Dead store elimination gets very expensive when large numbers of instructions need to be analyzed. This patch limits the number of instructions analyzed per store to the value of the memdep-block-scan-limit parameter (which defaults to 100). This resulted in no observed difference in performance of the generated code, and no change in the statistics for the dead store elimination pass, but improved compilation time on some files by more than an order of magnitude.
Any update on this patch? I have an internal source file for which DSE is taking an inordinate amount of time:
1427.7928 ( 99.9%) 0.1237 ( 61.0%) 1427.9166 ( 99.9%) 1428.6744 ( 99.9%) Dead Store Elimination ... 1428.8521 (100.0%) 0.2030 (100.0%) 1429.0551 (100.0%) 1429.8275 (100.0%) Total
Applying this patch reduces this immensely:
17.7091 ( 94.3%) 0.0123 ( 14.7%) 17.7214 ( 93.9%) 17.7251 ( 93.8%) Dead Store Elimination ... 18.7871 (100.0%) 0.0837 (100.0%) 18.8707 (100.0%) 18.8947 (100.0%) Total
I'd be a lot more willing to say yes (though you can get yes from someone
else too!) if someone was committed to doing the work to actually making it
Because the short term things all over the place rarely end up short term :)
While plan is to convert the existing memdep passes, me doing it alone will
a longer process than folks are likely to want here.
I think we need a stopgap fix for this non-linear compile time issue. I don't think waiting until it is reimplemented to use MemorySSA is a good strategy given the extreme compile time issues, and I can't even find a switch to disable this pass.
BTW, the author had provided a test case on the mailing list (there are two threads for this patch):
FWIW, I think it is reasonable to workaround quadratic compile time problems with temporary limits until a well scaling algorithm lands.
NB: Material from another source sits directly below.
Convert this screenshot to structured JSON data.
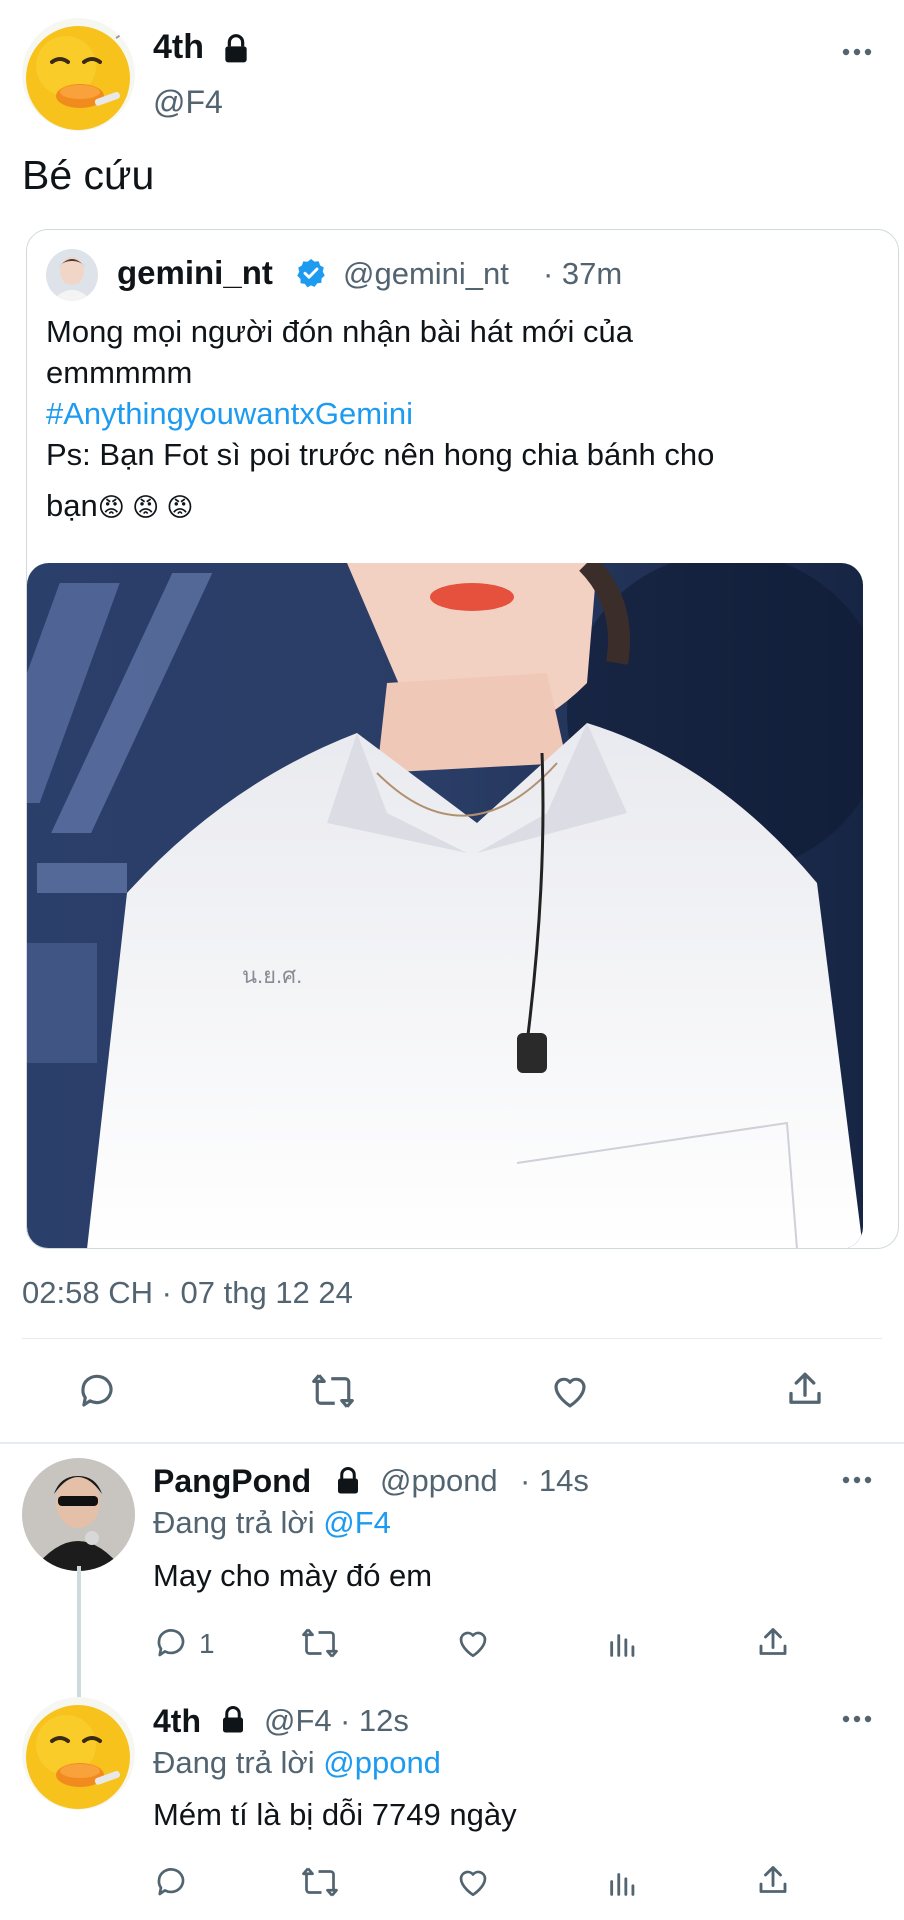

However, I don't think this patch as-is is the correct approach.
Exposing the search limit of MemDep and allowing the dynamic search depth to be surfaced in the API seems like a really bad API.
Fundamentally, I think we should first bound the DSE scan when it has to call through to MemDep, which this effectively does, but in a very round-about way.
Then, if it necessary to give MemDep increasingly small scan limits, you should just add a vanilla input here, and decrease that limit in the DSE loop below rather than carrying-over the limit from one query to another query. But I'd really like to understand if all you actually need is to limit the DSE scan.
One data point -- DSE is not the only client pass that triggers the problem. We have seen GVN triggered one as well. (I have not examined this patch in detail).
With out a very clear description of why the *same* limiting technique will work with two different consumers, I think it is a big mistake to put it into the API.
Thank you for all your comments, folks. I will be happy to improve this patch so we can get stop the long compiles while a better solution is being worked on.
@chandlerc, I am not 100% sure I understand your suggestion. If I understand you correctly, you are saying that you think it is bad API design to add the getDefaultBlockScanLimit to MemDep and allow clients of MemDep to pass in a limit to getPointerDependencyFrom. Ok. Then you say "we should first bound the DSE scan when it has to call through to MemDep" and "you should just add a vanilla input here" (in getSimplePointerDependencyFrom). What do you mean? Perhaps you could illustrate the API you're looking for with some pseudocode.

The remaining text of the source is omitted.